Plus de social, moins de porno
Selon un observateur américain, les communautés en ligne supplanteraient les sites pornos en termes de visites.
«Nous sommes ce que nous cliquons», observe l’analyste et auteur américain Bill Tancer. L’analyste de la firme américaine Hitwise et auteur du livre Click: What Millions of People are Doing Online and Why It Matters,
a analysé les requêtes Internet de plus de 10 millions d’utilisateurs.
Ce qui aura permis à l’auteur de dégager non seulement des tendances
sur la toile, mais aussi des tendances sur le plan du comportement
humain.
Ainsi, aux États-Unis, Tancer a pu constater une hausse des requêtes
spécifiques aux antidépresseurs aux alentours de la période de l’Action
de grâce et a notamment remarqué qu’une des principales requêtes faites
aux États-Unis était relative aux tempêtes tropicales, qui depuis
Katrina, inquiètent, selon Tancer, bon nombre d’Américains.

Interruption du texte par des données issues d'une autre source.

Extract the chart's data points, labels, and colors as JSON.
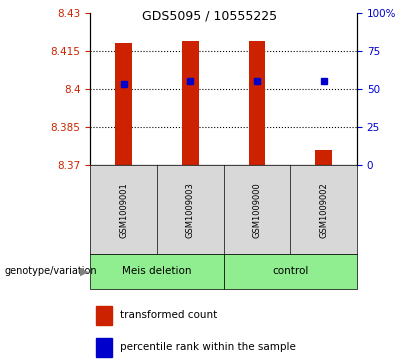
{
  "title": "GDS5095 / 10555225",
  "samples": [
    "GSM1009001",
    "GSM1009003",
    "GSM1009000",
    "GSM1009002"
  ],
  "groups": [
    "Meis deletion",
    "Meis deletion",
    "control",
    "control"
  ],
  "bar_bottom": 8.37,
  "bar_tops": [
    8.418,
    8.419,
    8.419,
    8.376
  ],
  "percentile_values": [
    8.402,
    8.403,
    8.403,
    8.403
  ],
  "ylim_left": [
    8.37,
    8.43
  ],
  "ylim_right": [
    0,
    100
  ],
  "yticks_left": [
    8.37,
    8.385,
    8.4,
    8.415,
    8.43
  ],
  "yticks_right": [
    0,
    25,
    50,
    75,
    100
  ],
  "ytick_labels_left": [
    "8.37",
    "8.385",
    "8.4",
    "8.415",
    "8.43"
  ],
  "ytick_labels_right": [
    "0",
    "25",
    "50",
    "75",
    "100%"
  ],
  "hlines": [
    8.385,
    8.4,
    8.415
  ],
  "bar_color": "#cc2200",
  "dot_color": "#0000cc",
  "bar_width": 0.25,
  "bg_color": "#d8d8d8",
  "green_color": "#90EE90",
  "plot_bg": "#ffffff",
  "legend_items": [
    "transformed count",
    "percentile rank within the sample"
  ],
  "genotype_label": "genotype/variation"
}
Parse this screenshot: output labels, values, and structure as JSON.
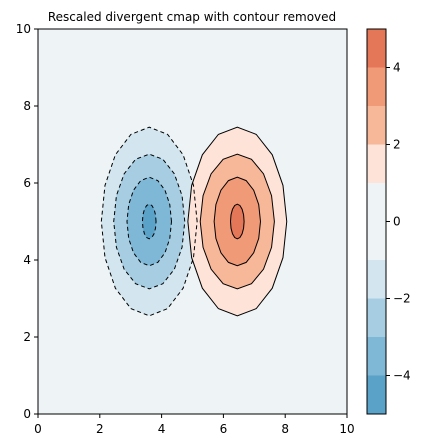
{
  "chart_data": {
    "type": "contour",
    "title": "Rescaled divergent cmap with contour removed",
    "xlabel": "",
    "ylabel": "",
    "xlim": [
      0,
      10
    ],
    "ylim": [
      0,
      10
    ],
    "x_ticks": [
      0,
      2,
      4,
      6,
      8,
      10
    ],
    "y_ticks": [
      0,
      2,
      4,
      6,
      8,
      10
    ],
    "background_fill": "#eef3f6",
    "grid": false,
    "colorbar": {
      "range": [
        -5,
        5
      ],
      "ticks": [
        -4,
        -2,
        0,
        2,
        4
      ],
      "tick_labels": [
        "−4",
        "−2",
        "0",
        "2",
        "4"
      ],
      "bands": [
        {
          "from": -5,
          "to": -4,
          "color": "#5aa2c8"
        },
        {
          "from": -4,
          "to": -3,
          "color": "#7fb8d6"
        },
        {
          "from": -3,
          "to": -2,
          "color": "#a6cde1"
        },
        {
          "from": -2,
          "to": -1,
          "color": "#d3e6ef"
        },
        {
          "from": -1,
          "to": 0,
          "color": "#eef3f6"
        },
        {
          "from": 0,
          "to": 1,
          "color": "#eef3f6"
        },
        {
          "from": 1,
          "to": 2,
          "color": "#fde3d8"
        },
        {
          "from": 2,
          "to": 3,
          "color": "#f7b799"
        },
        {
          "from": 3,
          "to": 4,
          "color": "#f09a77"
        },
        {
          "from": 4,
          "to": 5,
          "color": "#e37757"
        }
      ]
    },
    "contours": [
      {
        "name": "negative-1",
        "center": [
          3.6,
          5.0
        ],
        "rx": 1.55,
        "ry": 2.45,
        "fill": "#d3e6ef",
        "dashed": true
      },
      {
        "name": "negative-2",
        "center": [
          3.6,
          5.0
        ],
        "rx": 1.15,
        "ry": 1.75,
        "fill": "#a6cde1",
        "dashed": true
      },
      {
        "name": "negative-3",
        "center": [
          3.6,
          5.0
        ],
        "rx": 0.72,
        "ry": 1.15,
        "fill": "#7fb8d6",
        "dashed": true
      },
      {
        "name": "negative-4",
        "center": [
          3.6,
          5.0
        ],
        "rx": 0.22,
        "ry": 0.45,
        "fill": "#5aa2c8",
        "dashed": true
      },
      {
        "name": "positive-1",
        "center": [
          6.45,
          5.0
        ],
        "rx": 1.6,
        "ry": 2.45,
        "fill": "#fde3d8",
        "dashed": false
      },
      {
        "name": "positive-2",
        "center": [
          6.45,
          5.0
        ],
        "rx": 1.2,
        "ry": 1.75,
        "fill": "#f7b799",
        "dashed": false
      },
      {
        "name": "positive-3",
        "center": [
          6.45,
          5.0
        ],
        "rx": 0.75,
        "ry": 1.15,
        "fill": "#f09a77",
        "dashed": false
      },
      {
        "name": "positive-4",
        "center": [
          6.45,
          5.0
        ],
        "rx": 0.22,
        "ry": 0.45,
        "fill": "#e37757",
        "dashed": false
      }
    ]
  }
}
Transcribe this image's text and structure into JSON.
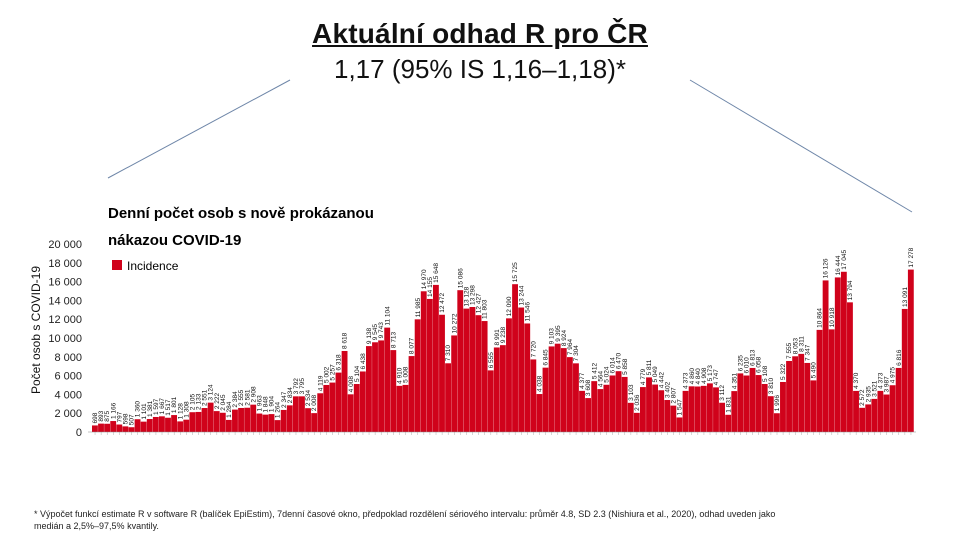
{
  "header": {
    "title": "Aktuální odhad R pro ČR",
    "estimate": "1,17 (95% IS 1,16–1,18)*"
  },
  "footnote": "* Výpočet funkcí estimate R v software R (balíček EpiEstim), 7denní časové okno, předpoklad rozdělení sériového intervalu: průměr 4.8, SD 2.3 (Nishiura et al., 2020), odhad uveden jako medián a 2,5%–97,5% kvantily.",
  "colors": {
    "bar": "#d0021b",
    "connector": "#6e86a8"
  },
  "chart_data": {
    "type": "bar",
    "title": "Denní počet osob s nově prokázanou nákazou COVID-19",
    "ylabel": "Počet osob s COVID-19",
    "xlabel": "",
    "ylim": [
      0,
      20000
    ],
    "yticks": [
      "0",
      "2 000",
      "4 000",
      "6 000",
      "8 000",
      "10 000",
      "12 000",
      "14 000",
      "16 000",
      "18 000",
      "20 000"
    ],
    "legend": {
      "position": "top-left",
      "label": "Incidence"
    },
    "grid": false,
    "series": [
      {
        "name": "Incidence",
        "values": [
          698,
          893,
          875,
          1166,
          797,
          598,
          507,
          1360,
          1101,
          1381,
          1597,
          1667,
          1517,
          1801,
          1128,
          1308,
          2105,
          2133,
          2551,
          3124,
          2222,
          2045,
          1284,
          2384,
          2555,
          2581,
          2908,
          1963,
          1848,
          1904,
          1264,
          2347,
          2834,
          3792,
          3795,
          2534,
          2008,
          4119,
          5002,
          5257,
          6318,
          8618,
          4008,
          5104,
          6438,
          9138,
          9545,
          9743,
          11104,
          8713,
          4910,
          5008,
          8077,
          11985,
          14970,
          14155,
          15648,
          12472,
          7310,
          10272,
          15086,
          13128,
          13298,
          12427,
          11803,
          6555,
          8991,
          9238,
          12090,
          15725,
          13244,
          11546,
          7720,
          4038,
          6845,
          9103,
          9395,
          8924,
          7964,
          7304,
          4377,
          3608,
          5412,
          4564,
          5024,
          6014,
          6470,
          5858,
          3103,
          2036,
          4779,
          5811,
          5049,
          4442,
          3402,
          2807,
          1547,
          4373,
          4860,
          4840,
          4908,
          5173,
          4747,
          3112,
          1831,
          4351,
          6235,
          6010,
          6813,
          6058,
          5108,
          3810,
          1996,
          5322,
          7555,
          8053,
          8311,
          7347,
          5490,
          10864,
          16126,
          10918,
          16444,
          17045,
          13794,
          4370,
          2572,
          2935,
          3521,
          4373,
          3987,
          4975,
          6816,
          13091,
          17278
        ],
        "labels": [
          "698",
          "893",
          "875",
          "1 166",
          "797",
          "598",
          "507",
          "1 360",
          "1 101",
          "1 381",
          "1 597",
          "1 667",
          "1 517",
          "1 801",
          "1 128",
          "1 308",
          "2 105",
          "2 133",
          "2 551",
          "3 124",
          "2 222",
          "2 045",
          "1 284",
          "2 384",
          "2 555",
          "2 581",
          "2 908",
          "1 963",
          "1 848",
          "1 904",
          "1 264",
          "2 347",
          "2 834",
          "3 792",
          "3 795",
          "2 534",
          "2 008",
          "4 119",
          "5 002",
          "5 257",
          "6 318",
          "8 618",
          "4 008",
          "5 104",
          "6 438",
          "9 138",
          "9 545",
          "9 743",
          "11 104",
          "8 713",
          "4 910",
          "5 008",
          "8 077",
          "11 985",
          "14 970",
          "14 155",
          "15 648",
          "12 472",
          "7 310",
          "10 272",
          "15 086",
          "13 128",
          "13 298",
          "12 427",
          "11 803",
          "6 555",
          "8 991",
          "9 238",
          "12 090",
          "15 725",
          "13 244",
          "11 546",
          "7 720",
          "4 038",
          "6 845",
          "9 103",
          "9 395",
          "8 924",
          "7 964",
          "7 304",
          "4 377",
          "3 608",
          "5 412",
          "4 564",
          "5 024",
          "6 014",
          "6 470",
          "5 858",
          "3 103",
          "2 036",
          "4 779",
          "5 811",
          "5 049",
          "4 442",
          "3 402",
          "2 807",
          "1 547",
          "4 373",
          "4 860",
          "4 840",
          "4 908",
          "5 173",
          "4 747",
          "3 112",
          "1 831",
          "4 351",
          "6 235",
          "6 010",
          "6 813",
          "6 058",
          "5 108",
          "3 810",
          "1 996",
          "5 322",
          "7 555",
          "8 053",
          "8 311",
          "7 347",
          "5 490",
          "10 864",
          "16 126",
          "10 918",
          "16 444",
          "17 045",
          "13 794",
          "4 370",
          "2 572",
          "2 935",
          "3 521",
          "4 373",
          "3 987",
          "4 975",
          "6 816",
          "13 091",
          "17 278"
        ]
      }
    ]
  }
}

Outre le culte de la célébrité, qui supplante dans les requêtes les
sites religieux ainsi que les sites de santé et de politiques, Tancer a
observé que la pornographie est passée de 20% dans les requêtes à 10%
en dix ans.
Aujourd’hui, les requêtes les plus importantes sur la toile sont
liées aux communautés en ligne, a observé Tancer qui a déclaré à
l’agence Reuters que «ma théorie est que les internautes, les plus
jeunes notamment, passent tellement d’heures sur les réseaux sociaux
qu’ils n’ont plus de temps pour visiter les sites adultes».